На следующий день мы едем в Рокфеллеровский центр. Мы едим сосиски и пьем «Августинер» в немецкой пивной в Ист-Виллидж. Мы идем в МоМА. Мы идем на вечеринку друзей моего квартиросдатчика, вечеринка в знаменитом квартале Down under the Manhattan Bridge Overpass[13]
, и там пьют веганские коктейли. На стейтен-айлендском пароме мы плывем на Стейтен-Айленд. Мы летаем на вертолете над Манхэттеном. Мы смотрим фотовыставку в маленькой галерее и чувствуем себя выше остальных посетителей, потому что фотограф – бывшая подружка одного друга одного нашего друга. Мы идем в Центральный парк и валяемся на траве. Это первый теплый денек в году. Мы идем на игру «Метс». Мы едим хот-доги. Мы пьем пиво. Через четыре часа игры кто-то отбивает хоум-ран. Через неделю мы провожаем наших друзей в аэропорт.Мы снова одни. Мы сидим на лавочке в парке у Ист-Ривер. Мы видим заброшенный сахарорафинадный завод.

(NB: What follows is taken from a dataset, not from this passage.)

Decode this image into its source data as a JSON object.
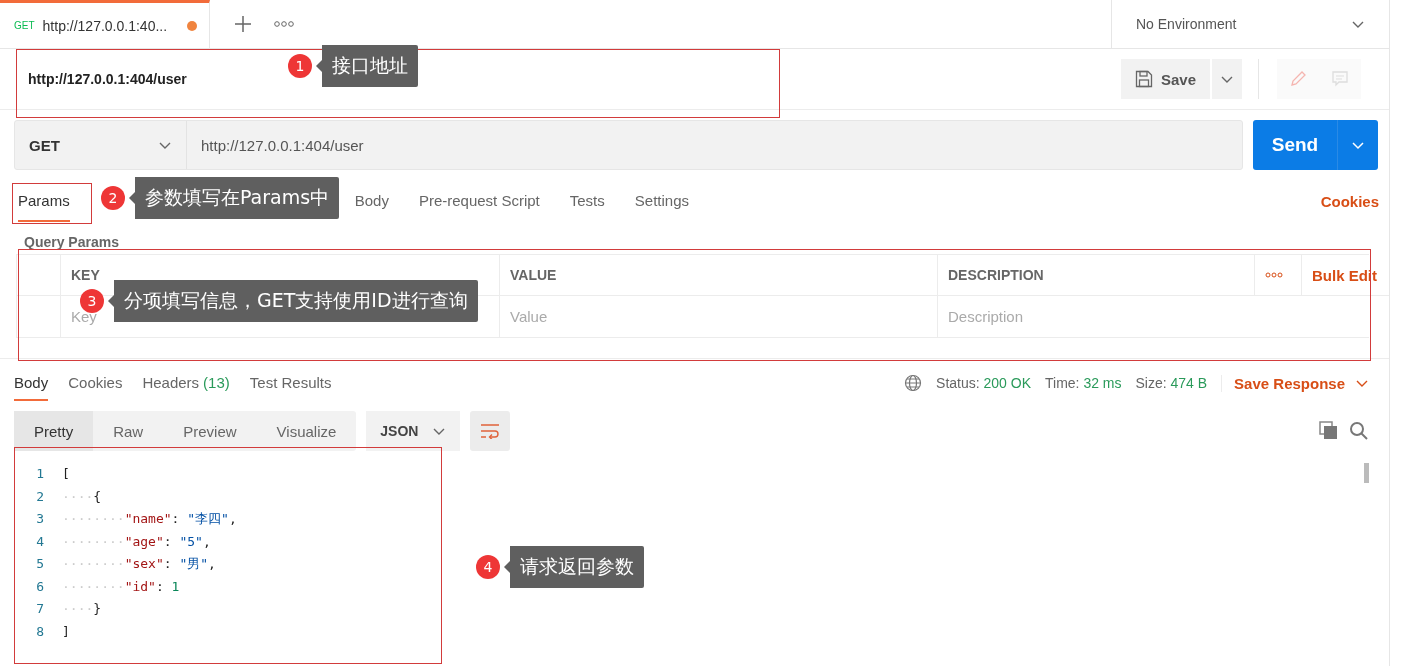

Мы видим, как мимо проплывают несколько барж с щебнем. Мы гуляем по Бедфорд-авеню. Мы заходим в маленький альтернативный книжный магазинчик. Мы идем домой. Мы выходим на лестницу покурить. Мы смотрим в окно. Мы видим Вильямсбургский мост. Мы слышим, как итальянка этажом выше говорит по телефону с отцом. Мы спим друг с другом. Мы засыпаем рядом.

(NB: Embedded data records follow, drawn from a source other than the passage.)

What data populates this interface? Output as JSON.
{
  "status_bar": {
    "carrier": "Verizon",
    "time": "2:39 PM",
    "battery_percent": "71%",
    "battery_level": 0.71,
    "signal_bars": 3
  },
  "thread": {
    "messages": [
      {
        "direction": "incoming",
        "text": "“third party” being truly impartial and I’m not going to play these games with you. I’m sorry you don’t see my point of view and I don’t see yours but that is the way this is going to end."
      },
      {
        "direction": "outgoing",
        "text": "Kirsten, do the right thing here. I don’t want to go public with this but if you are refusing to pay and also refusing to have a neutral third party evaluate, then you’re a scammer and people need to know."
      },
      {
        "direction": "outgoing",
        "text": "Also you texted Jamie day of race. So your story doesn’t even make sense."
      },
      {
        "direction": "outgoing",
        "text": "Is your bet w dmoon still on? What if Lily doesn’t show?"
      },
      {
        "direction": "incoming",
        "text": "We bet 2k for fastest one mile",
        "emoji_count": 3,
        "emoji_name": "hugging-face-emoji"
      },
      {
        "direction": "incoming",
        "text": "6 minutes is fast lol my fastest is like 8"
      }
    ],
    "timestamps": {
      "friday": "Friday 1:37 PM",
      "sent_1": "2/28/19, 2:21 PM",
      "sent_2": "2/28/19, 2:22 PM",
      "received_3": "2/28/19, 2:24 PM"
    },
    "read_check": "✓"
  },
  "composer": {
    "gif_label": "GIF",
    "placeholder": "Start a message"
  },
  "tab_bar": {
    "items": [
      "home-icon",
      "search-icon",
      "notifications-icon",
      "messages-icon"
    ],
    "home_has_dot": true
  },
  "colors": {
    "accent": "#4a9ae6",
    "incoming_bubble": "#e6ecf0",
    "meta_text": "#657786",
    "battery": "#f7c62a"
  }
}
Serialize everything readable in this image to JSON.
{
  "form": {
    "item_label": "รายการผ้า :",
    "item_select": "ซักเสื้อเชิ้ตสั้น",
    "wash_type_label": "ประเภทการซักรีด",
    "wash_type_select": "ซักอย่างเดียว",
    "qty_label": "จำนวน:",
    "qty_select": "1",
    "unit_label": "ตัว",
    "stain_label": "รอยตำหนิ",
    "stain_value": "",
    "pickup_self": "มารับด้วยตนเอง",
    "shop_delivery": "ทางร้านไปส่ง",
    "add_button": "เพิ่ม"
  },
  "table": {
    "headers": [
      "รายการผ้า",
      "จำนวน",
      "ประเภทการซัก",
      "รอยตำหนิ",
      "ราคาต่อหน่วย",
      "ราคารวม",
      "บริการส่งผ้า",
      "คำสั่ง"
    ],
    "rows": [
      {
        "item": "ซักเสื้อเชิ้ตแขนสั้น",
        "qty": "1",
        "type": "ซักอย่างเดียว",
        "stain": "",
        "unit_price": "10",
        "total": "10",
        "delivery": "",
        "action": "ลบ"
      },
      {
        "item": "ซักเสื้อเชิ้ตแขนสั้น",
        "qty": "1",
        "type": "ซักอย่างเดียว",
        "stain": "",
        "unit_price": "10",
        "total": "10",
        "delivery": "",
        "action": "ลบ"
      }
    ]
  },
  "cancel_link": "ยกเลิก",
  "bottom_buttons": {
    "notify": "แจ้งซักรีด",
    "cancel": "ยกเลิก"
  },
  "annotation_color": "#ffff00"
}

Для меня физически невозможно проигнорировать появление женского тела в поле моего зрения. Я не могу увернуться от фотонов, летящих в мои глаза от округлых волокон ткани поверх округлой кожи поверх округлой массы из мышц и жира. Я не могу помешать формированию изображения на моей сетчатке. Я не могу выключить его обработку у меня в мозгу. Я не могу остановить цепочку ассоциаций, воспоминаний и фантазий, начиная с двенадцатилетнего возраста до настоящего, вот этого вот момента. Я не могу повернуть вспять то, что я был зачат, выношен и вырос. Я ничего не могу поделать с тем, что ношу в себе Y-хромосому.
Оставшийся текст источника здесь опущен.